La nouvelle a secoué toute une génération. Le 25 mars 2026, le corps sans vie de Loana Petrucciani, pionnière incontestée de la télé-réalité française depuis son sacre fulgurant dans Loft Story en 2001, a été retrouvé à son domicile niçois. À seulement 48 ans, la star s'est éteinte dans la plus stricte solitude. Si les circonstances exactes de son décès ont d'abord soulevé de nombreuses interrogations, la justice privilégie aujourd'hui la piste tragique d'une “chute en arrière” ayant entraîné des blessures fatales, écartant au passage l'intervention d'un tiers.
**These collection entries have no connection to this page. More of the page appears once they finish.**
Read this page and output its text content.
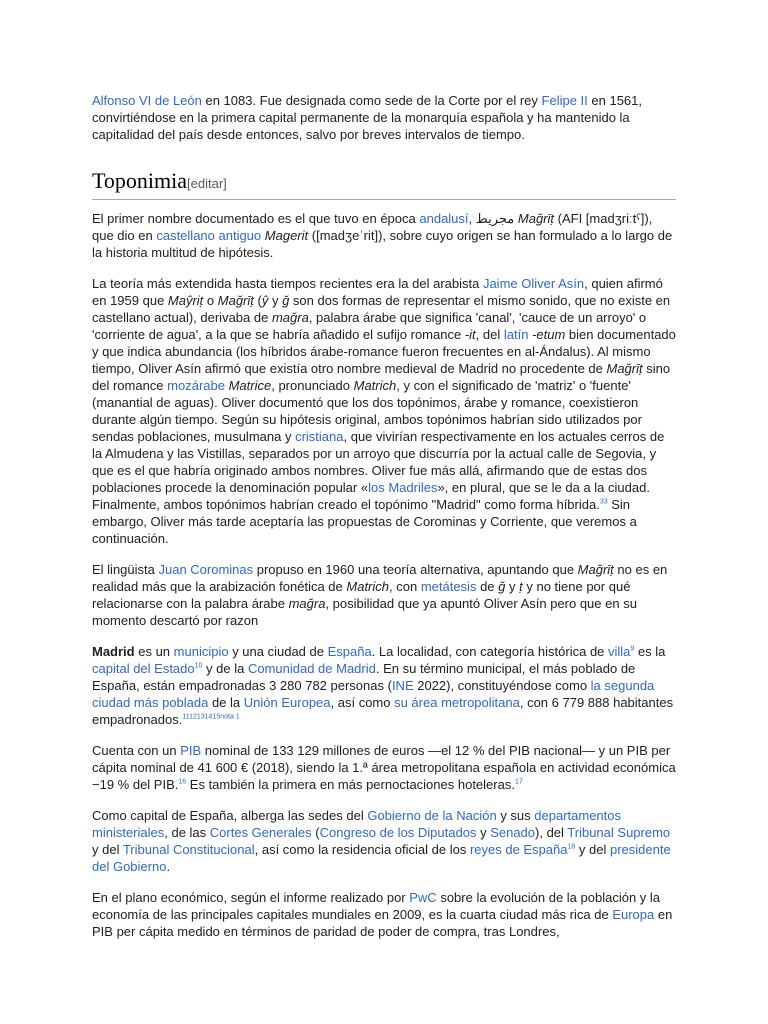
Alfonso VI de León en 1083. Fue designada como sede de la Corte por el rey Felipe II en 1561, convirtiéndose en la primera capital permanente de la monarquía española y ha mantenido la capitalidad del país desde entonces, salvo por breves intervalos de tiempo.

Toponimia[editar]

El primer nombre documentado es el que tuvo en época andalusí, مجريط Mağrīṭ (AFI [madʒriːtˁ]), que dio en castellano antiguo Magerit ([madʒeˈrit]), sobre cuyo origen se han formulado a lo largo de la historia multitud de hipótesis.

La teoría más extendida hasta tiempos recientes era la del arabista Jaime Oliver Asín, quien afirmó en 1959 que Maŷriṭ o Mağrīṭ (ŷ y ğ son dos formas de representar el mismo sonido, que no existe en castellano actual), derivaba de mağra, palabra árabe que significa 'canal', 'cauce de un arroyo' o 'corriente de agua', a la que se habría añadido el sufijo romance -it, del latín -etum bien documentado y que indica abundancia (los híbridos árabe-romance fueron frecuentes en al-Ándalus). Al mismo tiempo, Oliver Asín afirmó que existía otro nombre medieval de Madrid no procedente de Mağrīṭ sino del romance mozárabe Matrice, pronunciado Matrich, y con el significado de 'matriz' o 'fuente' (manantial de aguas). Oliver documentó que los dos topónimos, árabe y romance, coexistieron durante algún tiempo. Según su hipótesis original, ambos topónimos habrían sido utilizados por sendas poblaciones, musulmana y cristiana, que vivirían respectivamente en los actuales cerros de la Almudena y las Vistillas, separados por un arroyo que discurría por la actual calle de Segovia, y que es el que habría originado ambos nombres. Oliver fue más allá, afirmando que de estas dos poblaciones procede la denominación popular «los Madriles», en plural, que se le da a la ciudad. Finalmente, ambos topónimos habrían creado el topónimo "Madrid" como forma híbrida.$^{33}$ Sin embargo, Oliver más tarde aceptaría las propuestas de Corominas y Corriente, que veremos a continuación.

El lingüista Juan Corominas propuso en 1960 una teoría alternativa, apuntando que Mağrīṭ no es en realidad más que la arabización fonética de Matrich, con metátesis de ğ y ṭ y no tiene por qué relacionarse con la palabra árabe mağra, posibilidad que ya apuntó Oliver Asín pero que en su momento descartó por razon

Madrid es un municipio y una ciudad de España. La localidad, con categoría histórica de villa$^9$ es la capital del Estado$^{10}$ y de la Comunidad de Madrid. En su término municipal, el más poblado de España, están empadronadas 3 280 782 personas (INE 2022), constituyéndose como la segunda ciudad más poblada de la Unión Europea, así como su área metropolitana, con 6 779 888 habitantes empadronados.$^{1112131415nota 1}$

Cuenta con un PIB nominal de 133 129 millones de euros —el 12 % del PIB nacional— y un PIB per cápita nominal de 41 600 € (2018), siendo la 1.ª área metropolitana española en actividad económica −19 % del PIB.$^{16}$ Es también la primera en más pernoctaciones hoteleras.$^{17}$

Como capital de España, alberga las sedes del Gobierno de la Nación y sus departamentos ministeriales, de las Cortes Generales (Congreso de los Diputados y Senado), del Tribunal Supremo y del Tribunal Constitucional, así como la residencia oficial de los reyes de España$^{18}$ y del presidente del Gobierno.

En el plano económico, según el informe realizado por PwC sobre la evolución de la población y la economía de las principales capitales mundiales en 2009, es la cuarta ciudad más rica de Europa en PIB per cápita medido en términos de paridad de poder de compra, tras Londres,
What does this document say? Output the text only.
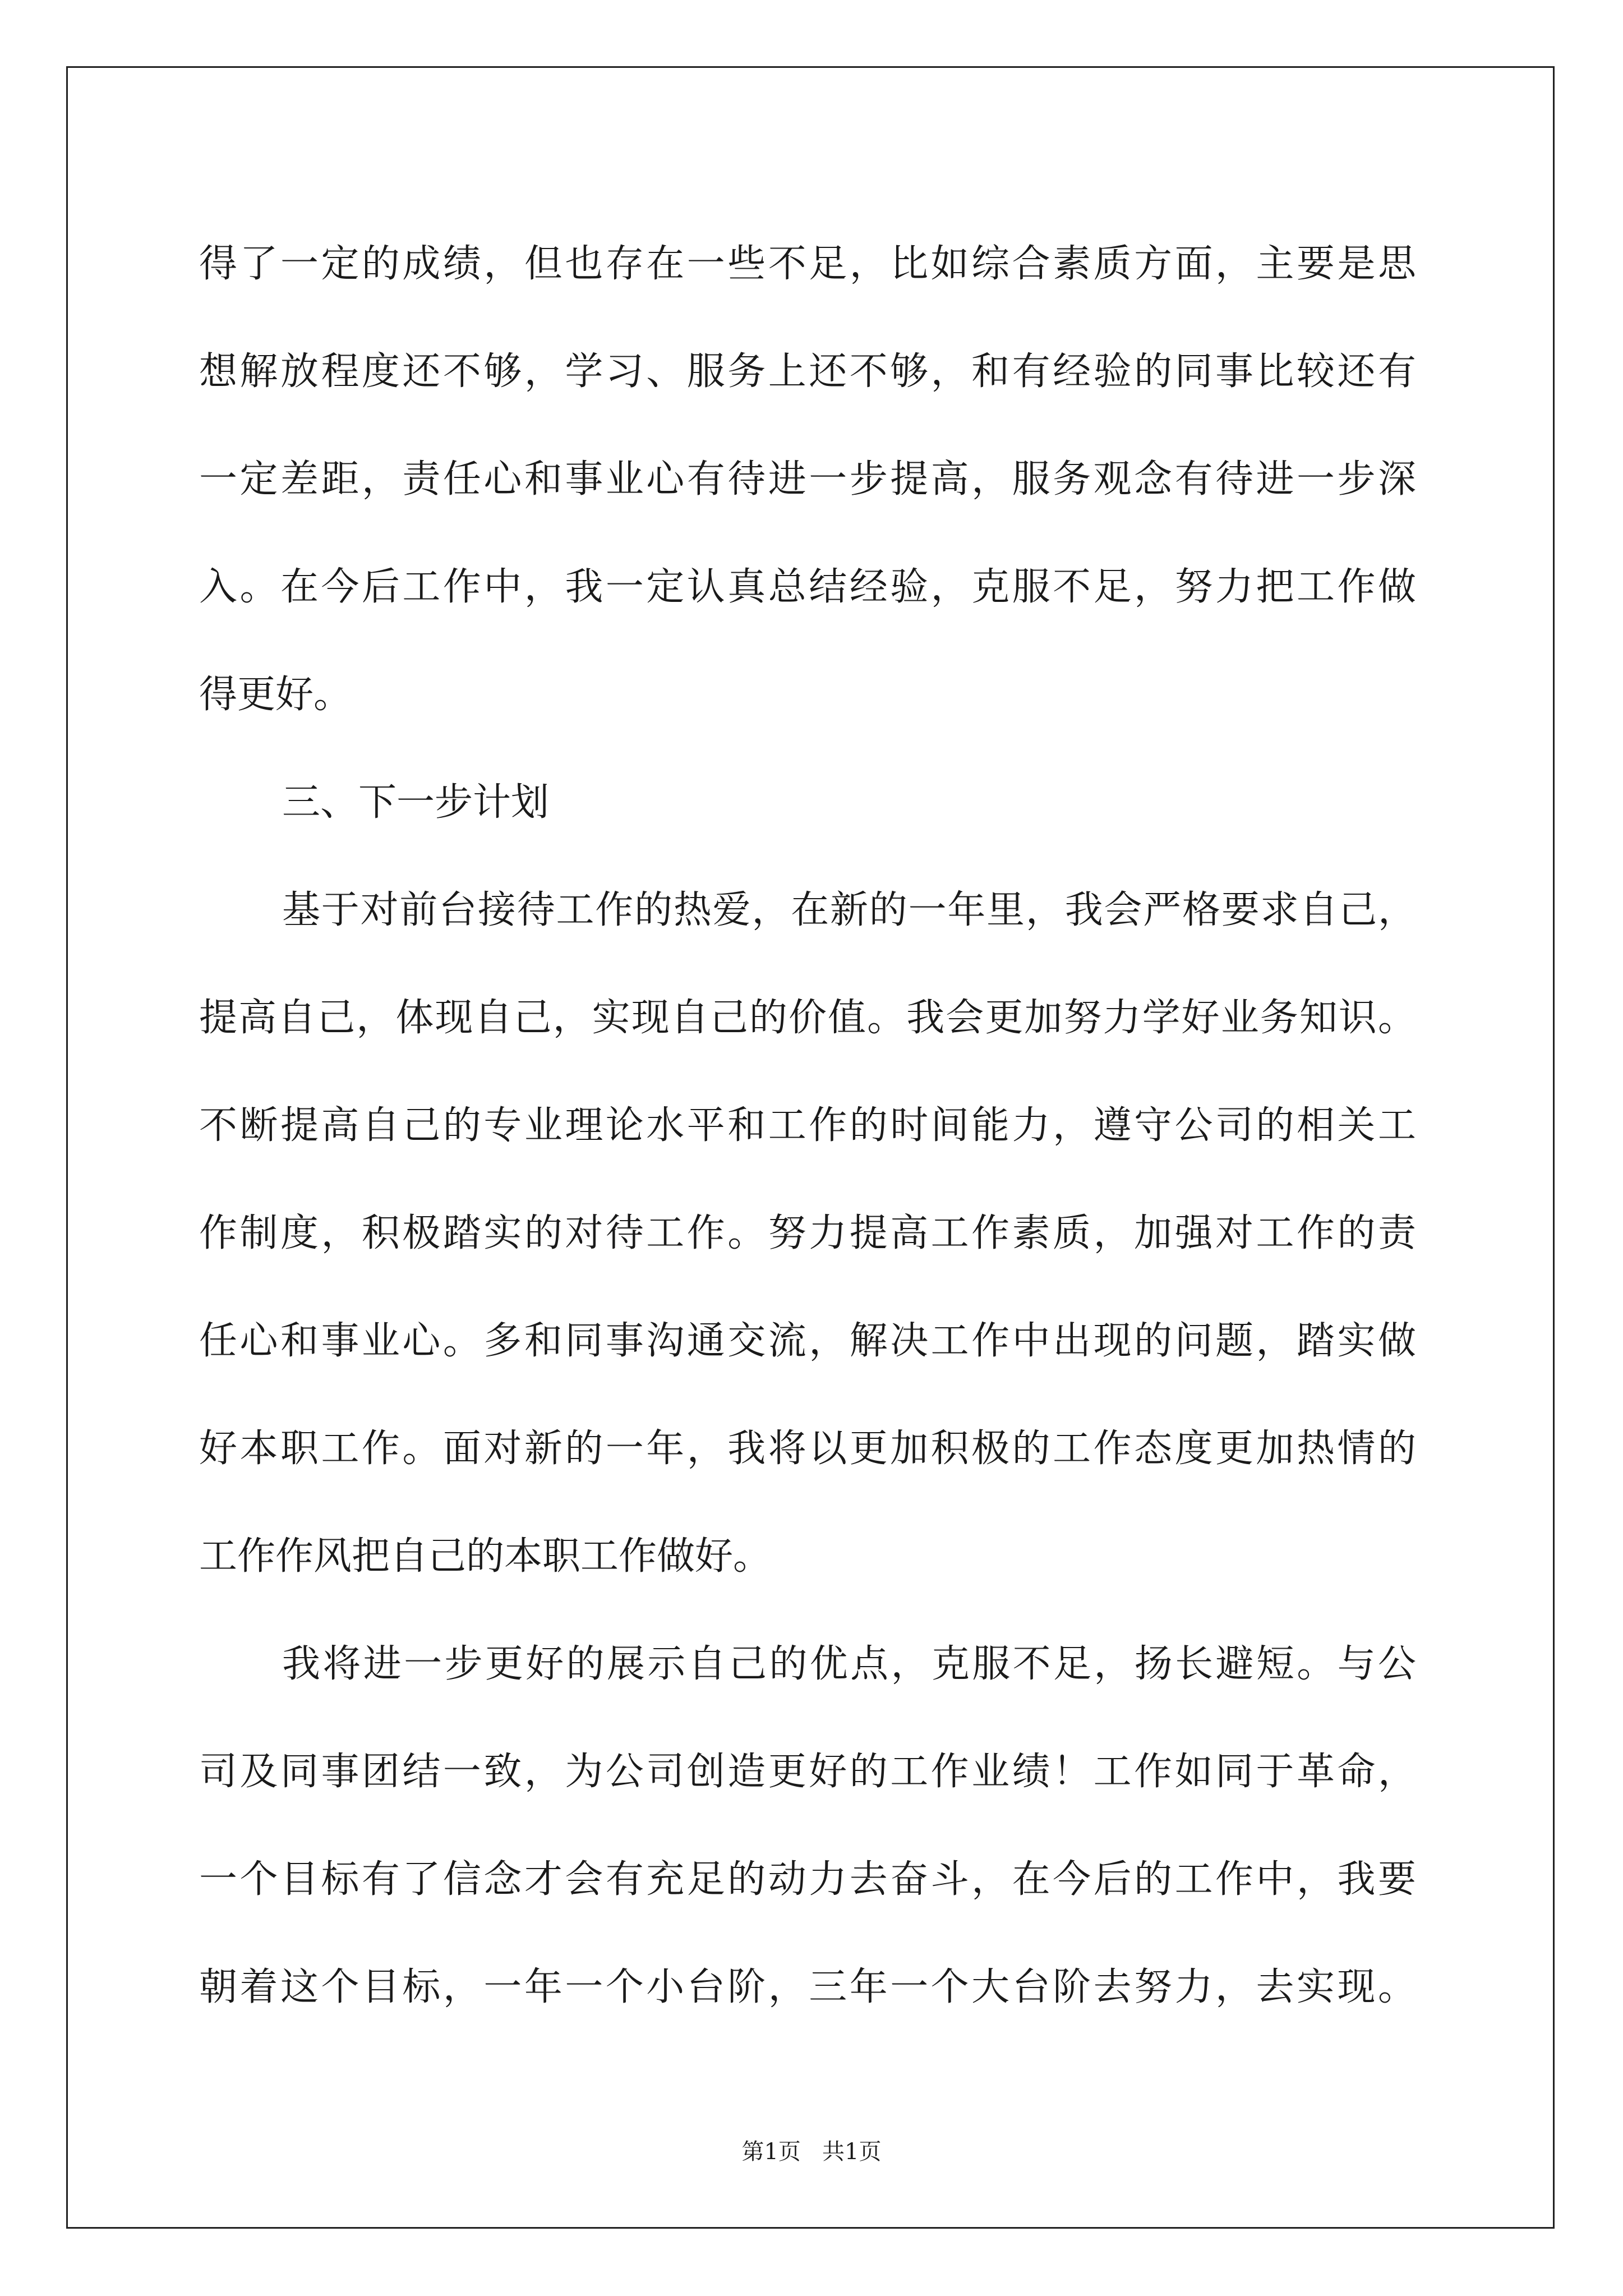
得了一定的成绩，但也存在一些不足，比如综合素质方面，主要是思
想解放程度还不够，学习、服务上还不够，和有经验的同事比较还有
一定差距，责任心和事业心有待进一步提高，服务观念有待进一步深
入。在今后工作中，我一定认真总结经验，克服不足，努力把工作做
得更好。
三、下一步计划
基于对前台接待工作的热爱，在新的一年里，我会严格要求自己，
提高自己，体现自己，实现自己的价值。我会更加努力学好业务知识。
不断提高自己的专业理论水平和工作的时间能力，遵守公司的相关工
作制度，积极踏实的对待工作。努力提高工作素质，加强对工作的责
任心和事业心。多和同事沟通交流，解决工作中出现的问题，踏实做
好本职工作。面对新的一年，我将以更加积极的工作态度更加热情的
工作作风把自己的本职工作做好。
我将进一步更好的展示自己的优点，克服不足，扬长避短。与公
司及同事团结一致，为公司创造更好的工作业绩！工作如同于革命，
一个目标有了信念才会有充足的动力去奋斗，在今后的工作中，我要
朝着这个目标，一年一个小台阶，三年一个大台阶去努力，去实现。
第1页   共1页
Une fin déchirante pour l’ancienne starlette et son chien Titi retrouvé sans vie, lui aussi. Désormais, l'heure est donc au recueillement.
Les obsèques de la célèbre blonde au grand cœur, gérées d'une main de fer par sa mère Violette, sont prévues pour ce samedi 4 avril 2026 à Nice. Une messe publique est attendue pour permettre à ses nombreux admirateurs de lui dire adieu, avant une crémation en toute intimité. Et si la présence de sa fille unique, Mindy, est toujours en question, on sait d'ores et déjà que l'une des personnes qui a définitivement marqué la vie de Loana ne sera pas là.
Impossible d'évoquer le parcours de Loana sans repenser instantanément à Jean-Édouard Lipa, le DJ à la gueule d'ange avec qui elle avait partagé la sulfureuse séquence de la piscine, gravée à jamais dans les mémoires des téléspectateurs. Mais aujourd'hui, l’ancien lofteur a résolument tourné la page. Interrogé, durant un live sur ses réseaux sociaux, quant à son absence aux obsèques de Loana, Jean-Édouard Lipa explique simplement : “Parce que ce n'est pas ma place. Loana je l’ai vu trois fois en 25 ans donc je ne me sens pas légitime.” Mais, il ne s'est pas arrêté là.
Dans la foulée de son live, celui qui est papa d’une petite Victoire, née en 2017, a tenu à lancer un tacle bien senti à l’entourage de Loana. “Je pense qu’elle a suffisamment d’amis qu’on voit sur tous les plateaux télé parler. Jordan De Luxe qui parle tous les jours, qui met toutes ces vidéos. Les Jeremstar… Je sais pas. Elle a tellement d’amis, qui sont bienveillants apparemment, que je les laisse y aller à ma place.” Et de conclure fermement : “Moi, en tout cas, je l’ai vu trois fois en 25 ans donc c’est triste mais ce n’est pas ma place.” Voilà qui est très clair.